Halton International (Holdings) Sarl & Anor v Guernroy Ltd & Ors (2007)
The administration of justice required that there should be finality in litigation at an appropriate stage, and so an application under the CPR r.52.9(1)(c) was refused where it was made very late without a good explanation.
The applicant (H), which had been ordered to pay the costs of the respondents (G), sought to vary an order that it had to pay into court those sums before it could appeal against an unless order. H had brought an unsuccessful action against G, and the trial judge ordered it to pay their costs. A non-party costs order was also made against H's controlling shareholder (T). However, H did not pay the sums specified, so during the detailed assessment which followed, the costs judge ordered that unless it complied with the earlier costs order, it would be debarred from participating further in that assessment. H applied for permission to appeal against the unless order, and a High Court judge granted permission on condition that it paid into court the sums ordered by the trial judge, plus subsequent costs. Five months after the time limit for compliance with the condition, H brought the instant application for variation under the CPR r.52.9(1)(c) or r.3.1(7), arguing that it was impecunious and a condition should not be imposed if it could not be complied with.
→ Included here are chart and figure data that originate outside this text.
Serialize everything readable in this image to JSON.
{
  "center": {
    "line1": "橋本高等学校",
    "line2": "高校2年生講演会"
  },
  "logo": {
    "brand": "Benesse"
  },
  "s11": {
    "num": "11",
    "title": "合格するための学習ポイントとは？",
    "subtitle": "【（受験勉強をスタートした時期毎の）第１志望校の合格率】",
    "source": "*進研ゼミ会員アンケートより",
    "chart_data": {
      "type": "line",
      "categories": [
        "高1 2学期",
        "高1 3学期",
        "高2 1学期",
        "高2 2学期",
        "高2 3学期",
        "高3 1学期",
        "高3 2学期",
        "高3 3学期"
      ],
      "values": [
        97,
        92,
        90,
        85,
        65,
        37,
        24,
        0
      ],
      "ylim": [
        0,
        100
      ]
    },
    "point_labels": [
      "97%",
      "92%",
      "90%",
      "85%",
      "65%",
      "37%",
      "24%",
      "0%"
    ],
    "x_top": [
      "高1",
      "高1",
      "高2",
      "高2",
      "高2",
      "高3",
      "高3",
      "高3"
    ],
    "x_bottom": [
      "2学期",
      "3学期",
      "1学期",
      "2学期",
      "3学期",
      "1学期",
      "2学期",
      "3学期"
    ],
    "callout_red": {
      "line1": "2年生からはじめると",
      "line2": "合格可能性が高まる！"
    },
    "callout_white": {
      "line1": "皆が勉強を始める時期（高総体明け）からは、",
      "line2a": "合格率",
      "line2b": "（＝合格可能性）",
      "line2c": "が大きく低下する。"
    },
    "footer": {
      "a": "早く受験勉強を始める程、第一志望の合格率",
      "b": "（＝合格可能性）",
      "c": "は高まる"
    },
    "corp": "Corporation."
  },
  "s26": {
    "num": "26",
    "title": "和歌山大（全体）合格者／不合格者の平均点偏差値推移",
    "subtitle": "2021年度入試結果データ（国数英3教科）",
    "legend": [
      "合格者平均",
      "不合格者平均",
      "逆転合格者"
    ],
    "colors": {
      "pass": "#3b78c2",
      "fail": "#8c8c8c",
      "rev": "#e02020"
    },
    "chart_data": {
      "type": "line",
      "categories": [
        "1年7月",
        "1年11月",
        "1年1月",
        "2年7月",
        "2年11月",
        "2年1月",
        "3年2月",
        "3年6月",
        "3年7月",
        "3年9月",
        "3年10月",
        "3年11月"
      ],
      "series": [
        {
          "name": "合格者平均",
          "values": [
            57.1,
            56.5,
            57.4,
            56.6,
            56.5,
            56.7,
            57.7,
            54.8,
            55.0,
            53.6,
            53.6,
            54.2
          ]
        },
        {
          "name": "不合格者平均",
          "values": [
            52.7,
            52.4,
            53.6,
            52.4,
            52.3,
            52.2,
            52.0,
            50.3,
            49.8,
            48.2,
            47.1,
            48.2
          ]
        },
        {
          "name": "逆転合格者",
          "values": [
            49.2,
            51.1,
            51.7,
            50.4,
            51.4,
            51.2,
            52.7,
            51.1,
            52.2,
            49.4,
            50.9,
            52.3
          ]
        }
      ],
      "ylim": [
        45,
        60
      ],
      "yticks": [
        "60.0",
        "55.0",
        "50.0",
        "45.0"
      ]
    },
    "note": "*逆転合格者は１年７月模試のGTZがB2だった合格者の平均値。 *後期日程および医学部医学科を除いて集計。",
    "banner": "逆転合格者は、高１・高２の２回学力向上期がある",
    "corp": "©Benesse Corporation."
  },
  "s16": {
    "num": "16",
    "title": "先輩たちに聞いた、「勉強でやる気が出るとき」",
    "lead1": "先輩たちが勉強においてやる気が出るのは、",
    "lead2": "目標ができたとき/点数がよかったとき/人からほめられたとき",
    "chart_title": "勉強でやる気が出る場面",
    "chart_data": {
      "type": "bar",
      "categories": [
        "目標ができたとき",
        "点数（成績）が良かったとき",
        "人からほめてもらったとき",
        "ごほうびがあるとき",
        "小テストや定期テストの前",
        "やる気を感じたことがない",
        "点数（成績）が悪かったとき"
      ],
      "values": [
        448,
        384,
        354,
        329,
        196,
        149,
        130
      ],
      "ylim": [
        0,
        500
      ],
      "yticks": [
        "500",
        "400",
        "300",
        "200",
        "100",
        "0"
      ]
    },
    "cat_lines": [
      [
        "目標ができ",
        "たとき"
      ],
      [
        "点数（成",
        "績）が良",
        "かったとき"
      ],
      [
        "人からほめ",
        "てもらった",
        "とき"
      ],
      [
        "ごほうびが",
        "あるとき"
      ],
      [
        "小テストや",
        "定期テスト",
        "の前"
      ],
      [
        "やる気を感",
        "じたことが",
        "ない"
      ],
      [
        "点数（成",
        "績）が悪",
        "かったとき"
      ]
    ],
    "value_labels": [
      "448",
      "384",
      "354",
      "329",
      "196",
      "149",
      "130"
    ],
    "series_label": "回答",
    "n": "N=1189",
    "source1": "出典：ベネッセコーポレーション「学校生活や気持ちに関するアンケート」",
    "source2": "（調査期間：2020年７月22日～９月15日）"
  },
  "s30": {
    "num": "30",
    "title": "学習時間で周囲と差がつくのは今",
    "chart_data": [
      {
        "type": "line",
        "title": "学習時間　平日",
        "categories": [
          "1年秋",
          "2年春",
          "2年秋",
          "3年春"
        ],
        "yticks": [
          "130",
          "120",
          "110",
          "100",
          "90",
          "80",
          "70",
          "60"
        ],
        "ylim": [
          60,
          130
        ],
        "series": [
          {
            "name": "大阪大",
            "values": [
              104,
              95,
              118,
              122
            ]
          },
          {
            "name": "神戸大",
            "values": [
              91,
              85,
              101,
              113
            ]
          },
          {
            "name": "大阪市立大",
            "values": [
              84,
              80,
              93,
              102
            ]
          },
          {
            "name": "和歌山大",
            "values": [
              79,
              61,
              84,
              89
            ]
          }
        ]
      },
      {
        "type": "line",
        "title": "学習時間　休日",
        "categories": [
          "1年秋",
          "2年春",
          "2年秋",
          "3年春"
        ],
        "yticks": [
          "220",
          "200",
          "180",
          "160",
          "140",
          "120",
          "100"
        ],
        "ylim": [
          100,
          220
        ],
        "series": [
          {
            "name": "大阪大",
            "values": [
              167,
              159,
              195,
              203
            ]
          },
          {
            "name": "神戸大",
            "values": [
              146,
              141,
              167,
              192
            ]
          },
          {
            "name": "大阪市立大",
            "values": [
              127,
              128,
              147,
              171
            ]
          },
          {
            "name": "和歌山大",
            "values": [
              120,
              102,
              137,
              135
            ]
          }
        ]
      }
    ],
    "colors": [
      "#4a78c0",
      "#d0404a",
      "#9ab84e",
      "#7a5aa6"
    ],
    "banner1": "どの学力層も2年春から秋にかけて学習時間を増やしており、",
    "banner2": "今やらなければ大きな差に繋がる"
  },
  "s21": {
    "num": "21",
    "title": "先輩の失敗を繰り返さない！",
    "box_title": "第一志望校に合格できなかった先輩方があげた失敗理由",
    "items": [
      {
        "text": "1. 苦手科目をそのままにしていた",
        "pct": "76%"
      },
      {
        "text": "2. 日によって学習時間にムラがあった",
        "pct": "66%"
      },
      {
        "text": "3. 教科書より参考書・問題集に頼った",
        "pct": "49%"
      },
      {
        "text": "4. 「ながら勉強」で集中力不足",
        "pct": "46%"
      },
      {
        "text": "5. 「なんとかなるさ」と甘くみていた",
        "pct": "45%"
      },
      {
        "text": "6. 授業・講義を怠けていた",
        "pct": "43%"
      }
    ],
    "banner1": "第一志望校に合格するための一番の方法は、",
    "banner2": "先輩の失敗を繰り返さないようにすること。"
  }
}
(1) H's application under r.52.9(1)(c) was made very late without a good explanation, and varying the condition would not be in the interests of the administration of justice, which required that there should be finality in litigation at an appropriate stage. That stage had been five months before the application was brought, Sayers v Clarke Walker (2002) EWCA Civ 645, (2002) 1 WLR 3095 and Smith v Brough (2005) EWCA Civ 261, (2006) CP Rep 17 applied. H's application was therefore rejected. However, even if it had been made promptly, it would still have been rejected because although the court ought not to impose a condition which the defendant could not comply with and H did not have any assets to fund an appeal, T would be the beneficiary of any successful appeal by H, and he had not tried to show he lacked the funds, MV Yorke Motors v Edwards (1982) 1 WLR 444 and Ali v Hudson (t/a Hudson Freeman Berg) (2003) EWCA Civ 1793, (2004) CP Rep 15 applied and CIBC Mellon Trust Co v Mora Hotel Corp NV (2002) EWCA Civ 1688, (2003) 1 All ER 564 distinguished. T was not properly to be regarded as a disinterested third party and it would be artificial to distinguish between his financial position and that of H. (2) The power under r.3.1(7) to vary or revoke an order should only be used where there had been a material change of circumstances after the earlier order or where the judge had been misled, Collier v Williams (2006) EWCA Civ 20, (2006) 1 WLR 1945 applied. Neither was a reason for applying that power in the instant case.